London-based Splittable is helping flatmates and couples in 45 countries manage their finances
Splittable is an online financial platform to manage household expenses, born in 2014 in London. Founders Vasanth Subramanian and Nicholas Katz met three years ago when they shared an office space at Open Data Institute, the non-profit company founded by the World Wide Web inventor Sir Thomas Berners-Lee and Nigel Shadbolt. They were there because they felt they had gained experience enough to start up their own project and, as it happens, they were both researching property data. Their similar interest and complementary backgrounds led them to team up and venture together in the entrepreneurial journey that culminated with Splittable.
Looking for the gap
“Nick’s background is from commercial real estate, while I’ve worked for software development companies” says Vasanth, adding, “We found we had a shared interest in property data and we started researching together on that. We wanted to do something consumer-focussed and realised that there was no service targeted to the younger demographic to make their day-to-day management of the home any easier. There was a lot of innovation going on in the transactional space of the UK property market, with platforms like Right Move and Zoopla, which are good for listing and searching for properties. But nothing was created to deal with the problems that build up once you’re inside the house before you move out, and that’s where we found we want to focus our attention.”
Vasanth and Nick themselves have experienced the hassles of managing the expenses in a household in London. “The worst happened to Nick. He lived in ten properties in London over the last five years and has fallen out with one of his housemates because there was no good communication and they didn’t know who was going to pay for what expenses,” says Vasanth.
Curious to learn whether others shared the same problem, they started touring various neighbourhoods of the city to ask people on the streets about their experiences with sharing household expenses. Most said they had faced this issue. Vasanth recalls, “Young renters we spoke to were telling us stories they had about falling out with their flatmates over money. Mostly they hadn’t been paid back for certain bills.” The duo realised it was not just the two of them, but many among the hundred people they interviewed had issues managing household finances in the last few years. That is when their vision of harmonising the way people live together took shape.
Things happen
In 2014, the duo raised £150,000 from angel investors for the first hires and developments. That is how Ollie Bennet helped build the beta version of the Splittable app, and Nick Marsh helped the team go through a larger seed funding process in 2015. In October 2015, they raised £800,000 from Seedcamp, Playfair Capital, the London co-investment fund, some of their previous angel investors, and a new one that operates in the property space.

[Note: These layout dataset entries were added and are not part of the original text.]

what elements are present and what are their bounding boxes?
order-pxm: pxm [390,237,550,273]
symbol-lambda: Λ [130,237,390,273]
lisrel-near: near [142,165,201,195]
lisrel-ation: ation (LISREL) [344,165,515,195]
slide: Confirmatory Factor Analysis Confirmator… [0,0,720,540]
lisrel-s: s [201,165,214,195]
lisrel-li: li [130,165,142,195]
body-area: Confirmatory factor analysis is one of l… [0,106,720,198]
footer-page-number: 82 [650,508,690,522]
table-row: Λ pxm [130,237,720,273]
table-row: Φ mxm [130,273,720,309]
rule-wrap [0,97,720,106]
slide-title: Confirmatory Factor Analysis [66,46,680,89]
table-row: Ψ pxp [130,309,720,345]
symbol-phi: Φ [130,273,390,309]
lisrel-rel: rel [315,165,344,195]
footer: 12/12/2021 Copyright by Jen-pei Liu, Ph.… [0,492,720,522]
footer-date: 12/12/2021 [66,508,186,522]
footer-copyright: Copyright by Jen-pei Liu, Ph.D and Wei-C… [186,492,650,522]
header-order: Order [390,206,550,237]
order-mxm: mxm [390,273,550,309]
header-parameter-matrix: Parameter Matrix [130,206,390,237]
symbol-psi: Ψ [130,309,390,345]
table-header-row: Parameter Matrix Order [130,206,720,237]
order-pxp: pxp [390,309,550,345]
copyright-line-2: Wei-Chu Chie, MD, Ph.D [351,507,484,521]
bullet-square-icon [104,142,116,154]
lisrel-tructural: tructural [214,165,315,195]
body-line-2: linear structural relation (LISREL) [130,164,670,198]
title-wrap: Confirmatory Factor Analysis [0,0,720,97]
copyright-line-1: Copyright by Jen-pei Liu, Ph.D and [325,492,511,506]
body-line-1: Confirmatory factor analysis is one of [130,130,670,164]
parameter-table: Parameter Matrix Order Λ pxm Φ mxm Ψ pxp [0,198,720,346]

Now, the team grew up to 11 members and the users – although the team prefers not to share exact numbers – are in the tens of thousands. The team shares that Splittable is popular especially among young professional in big cities, where the costs of renting properties are very high. However, Vasanth adds, “We also have seen an increasing number of couples using the apps. We think this is due to the fact that high rental prices drive couples to move in together at a younger age than ever before. Rather than going through the hassles of opening a shared bank account, many of them prefer to use Splittable.”
Global reach
When the team started, Vasanth says the only platforms similar to Splittable were small scale experiments that single individuals were creating for themselves. However, he shares, “Since we started growing we’ve seen the emergence of a few other companies across the world. There’s one in the US, one in the UK, one in Europe, one in Australia.” Yet, he continues, it is still too early to say exactly who dominates the market, “Household management in the young rental demographic space is still a very early stage market, so none of us is significantly far ahead of the others across the world. We like to think we’re the leaders in the space so far, but it’s still early days.”
The team is already looking at global expansion. “Splittable is available in 36 different countries,” explains Vasanth, “Some of our biggest markets outside the UK is in the US especially in New York and San Francisco. Australia and Europe are the largest ones after that, and India is actually among our ten main customer bases!”
The wide world and the challenges
Taking a different perspective on Splittable, one can see in it a tool that has found a pain point in large urban centres that transcend national borders. Probably this is the effect of having the company roots in an open data centre which looks at the world. Or maybe it is the cultural diversity that characterises the team. Vasanth, for example, has still strong family ties in Tamil Nadu where his parents migrated from, and where he recently got married. Whatever the reason, it is definitely an advantage for Splittable’s expanding ambitions.
The challenge is now to implement the revenue model they have worked on for a while. Vasanth says, “Right now we’re in pre-revenue stage. Our monetisation plan is to partner up with some of the service and utility providers and allow our users to pay bills directly through Splittable. We would take a percentage of those bills from the supplier side.” He adds that they are planning to test the model with a few houses in London that would help them develop a system for the UK and then they will start looking at the other countries. Yet, he continues, “We imagine that there will always be a free version of the Splittable app that lets anybody track the expenses they have at home.”